Two novel radiochromic films with 20 μm thickness were made from casting of solutions of polycarbonate (PC) containing 0.5 wt.% tetra phenyl porphyrin (TPPH2) and 5,10,15,20-tetraphenyl-21H,23H-porphine iron(III) chloride (Fe-TPP). Dosimetric characterization of the films as routine dosimeters were studied by spectrophotometric method. On subjecting TPPH2/PC and Fe-TPP/PC film dosimeters to gamma radiation, radiolytic bleaching of films was observed. The effects of metal-complexation on the radiation response of the film dosimeters were studied under 60Co γ-rays exposure in dose range of 0–100 kGy.
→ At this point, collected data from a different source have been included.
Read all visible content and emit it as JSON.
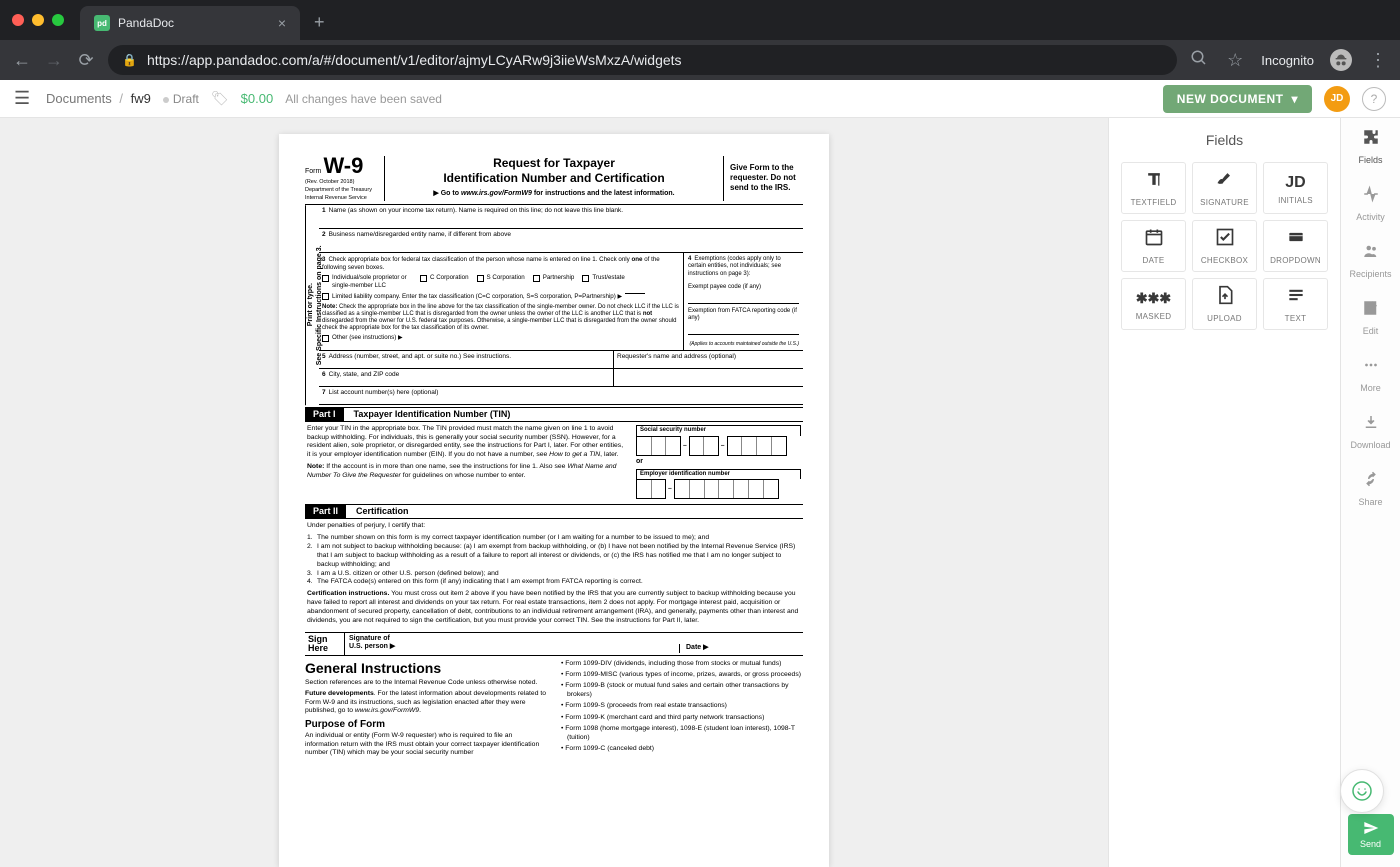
{
  "browser": {
    "tab_title": "PandaDoc",
    "tab_favicon": "pd",
    "url": "https://app.pandadoc.com/a/#/document/v1/editor/ajmyLCyARw9j3iieWsMxzA/widgets",
    "incognito": "Incognito"
  },
  "header": {
    "breadcrumb_root": "Documents",
    "doc_name": "fw9",
    "status": "Draft",
    "price": "$0.00",
    "save_status": "All changes have been saved",
    "new_doc_label": "NEW DOCUMENT",
    "avatar_initials": "JD"
  },
  "fields_panel": {
    "title": "Fields",
    "items": [
      {
        "label": "TEXTFIELD",
        "icon": "textfield"
      },
      {
        "label": "SIGNATURE",
        "icon": "signature"
      },
      {
        "label": "INITIALS",
        "icon": "initials"
      },
      {
        "label": "DATE",
        "icon": "date"
      },
      {
        "label": "CHECKBOX",
        "icon": "checkbox"
      },
      {
        "label": "DROPDOWN",
        "icon": "dropdown"
      },
      {
        "label": "MASKED",
        "icon": "masked"
      },
      {
        "label": "UPLOAD",
        "icon": "upload"
      },
      {
        "label": "TEXT",
        "icon": "text"
      }
    ]
  },
  "rail": {
    "items": [
      {
        "label": "Fields",
        "icon": "puzzle"
      },
      {
        "label": "Activity",
        "icon": "activity"
      },
      {
        "label": "Recipients",
        "icon": "people"
      },
      {
        "label": "Edit",
        "icon": "edit"
      },
      {
        "label": "More",
        "icon": "more"
      },
      {
        "label": "Download",
        "icon": "download"
      },
      {
        "label": "Share",
        "icon": "share"
      }
    ],
    "send_label": "Send"
  },
  "w9": {
    "form_word": "Form",
    "form_code": "W-9",
    "rev": "(Rev. October 2018)",
    "dept1": "Department of the Treasury",
    "dept2": "Internal Revenue Service",
    "title1": "Request for Taxpayer",
    "title2": "Identification Number and Certification",
    "instr_prefix": "▶ Go to",
    "instr_url": "www.irs.gov/FormW9",
    "instr_suffix": "for instructions and the latest information.",
    "header_right": "Give Form to the requester. Do not send to the IRS.",
    "vertical": "Print or type.\nSee Specific Instructions on page 3.",
    "line1": "Name (as shown on your income tax return). Name is required on this line; do not leave this line blank.",
    "line2": "Business name/disregarded entity name, if different from above",
    "line3_intro": "Check appropriate box for federal tax classification of the person whose name is entered on line 1. Check only",
    "line3_one": "one",
    "line3_tail": "of the following seven boxes.",
    "chk_ind": "Individual/sole proprietor or single-member LLC",
    "chk_ccorp": "C Corporation",
    "chk_scorp": "S Corporation",
    "chk_partnership": "Partnership",
    "chk_trust": "Trust/estate",
    "chk_llc": "Limited liability company. Enter the tax classification (C=C corporation, S=S corporation, P=Partnership) ▶",
    "llc_note_label": "Note:",
    "llc_note": "Check the appropriate box in the line above for the tax classification of the single-member owner. Do not check LLC if the LLC is classified as a single-member LLC that is disregarded from the owner unless the owner of the LLC is another LLC that is",
    "llc_note_not": "not",
    "llc_note2": "disregarded from the owner for U.S. federal tax purposes. Otherwise, a single-member LLC that is disregarded from the owner should check the appropriate box for the tax classification of its owner.",
    "chk_other": "Other (see instructions) ▶",
    "exempt_head": "Exemptions (codes apply only to certain entities, not individuals; see instructions on page 3):",
    "exempt_payee": "Exempt payee code (if any)",
    "exempt_fatca": "Exemption from FATCA reporting code (if any)",
    "exempt_small": "(Applies to accounts maintained outside the U.S.)",
    "line5": "Address (number, street, and apt. or suite no.) See instructions.",
    "line5b": "Requester's name and address (optional)",
    "line6": "City, state, and ZIP code",
    "line7": "List account number(s) here (optional)",
    "part1_label": "Part I",
    "part1_title": "Taxpayer Identification Number (TIN)",
    "part1_body": "Enter your TIN in the appropriate box. The TIN provided must match the name given on line 1 to avoid backup withholding. For individuals, this is generally your social security number (SSN). However, for a resident alien, sole proprietor, or disregarded entity, see the instructions for Part I, later. For other entities, it is your employer identification number (EIN). If you do not have a number, see",
    "part1_howto": "How to get a TIN",
    "part1_later": ", later.",
    "part1_note_label": "Note:",
    "part1_note": "If the account is in more than one name, see the instructions for line 1. Also see",
    "part1_note_em": "What Name and Number To Give the Requester",
    "part1_note_tail": "for guidelines on whose number to enter.",
    "ssn_label": "Social security number",
    "or": "or",
    "ein_label": "Employer identification number",
    "part2_label": "Part II",
    "part2_title": "Certification",
    "cert_preamble": "Under penalties of perjury, I certify that:",
    "cert1": "The number shown on this form is my correct taxpayer identification number (or I am waiting for a number to be issued to me); and",
    "cert2": "I am not subject to backup withholding because: (a) I am exempt from backup withholding, or (b) I have not been notified by the Internal Revenue Service (IRS) that I am subject to backup withholding as a result of a failure to report all interest or dividends, or (c) the IRS has notified me that I am no longer subject to backup withholding; and",
    "cert3": "I am a U.S. citizen or other U.S. person (defined below); and",
    "cert4": "The FATCA code(s) entered on this form (if any) indicating that I am exempt from FATCA reporting is correct.",
    "cert_instr_label": "Certification instructions.",
    "cert_instr": "You must cross out item 2 above if you have been notified by the IRS that you are currently subject to backup withholding because you have failed to report all interest and dividends on your tax return. For real estate transactions, item 2 does not apply. For mortgage interest paid, acquisition or abandonment of secured property, cancellation of debt, contributions to an individual retirement arrangement (IRA), and generally, payments other than interest and dividends, you are not required to sign the certification, but you must provide your correct TIN. See the instructions for Part II, later.",
    "sign_here": "Sign Here",
    "sig_of": "Signature of",
    "us_person": "U.S. person ▶",
    "date_label": "Date ▶",
    "gi_title": "General Instructions",
    "gi_p1": "Section references are to the Internal Revenue Code unless otherwise noted.",
    "gi_future_label": "Future developments",
    "gi_future": ". For the latest information about developments related to Form W-9 and its instructions, such as legislation enacted after they were published, go to",
    "gi_future_url": "www.irs.gov/FormW9",
    "gi_purpose": "Purpose of Form",
    "gi_p2": "An individual or entity (Form W-9 requester) who is required to file an information return with the IRS must obtain your correct taxpayer identification number (TIN) which may be your social security number",
    "gi_b1": "• Form 1099-DIV (dividends, including those from stocks or mutual funds)",
    "gi_b2": "• Form 1099-MISC (various types of income, prizes, awards, or gross proceeds)",
    "gi_b3": "• Form 1099-B (stock or mutual fund sales and certain other transactions by brokers)",
    "gi_b4": "• Form 1099-S (proceeds from real estate transactions)",
    "gi_b5": "• Form 1099-K (merchant card and third party network transactions)",
    "gi_b6": "• Form 1098 (home mortgage interest), 1098-E (student loan interest), 1098-T (tuition)",
    "gi_b7": "• Form 1099-C (canceled debt)"
  },
  "field_icons": {
    "initials": "JD"
  }
}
The results were also compared with the PC/TPPF20 (PC/tetrakis (pentafluorophenyl) porphyrin) dosimeter to evaluate the substituent effect (role of fluorine groups). Experimental parameters including humidity, temperature and pre-irradiation (shelf-life) and post-irradiation storage in dark and in indirect sunlight were examined. The maximum absorbance of Soret band of dyes had meaningful shifts and reduction which arose from complexation and substituents. The dyed films characteristics were found to be stable enough in media with high degrees of temperature and humidity. The results indicate that the radiation-induced decoloration of TPPH2/PC and Fe-TPP/PC films can be reliably tuned and used in high dose dosimetry.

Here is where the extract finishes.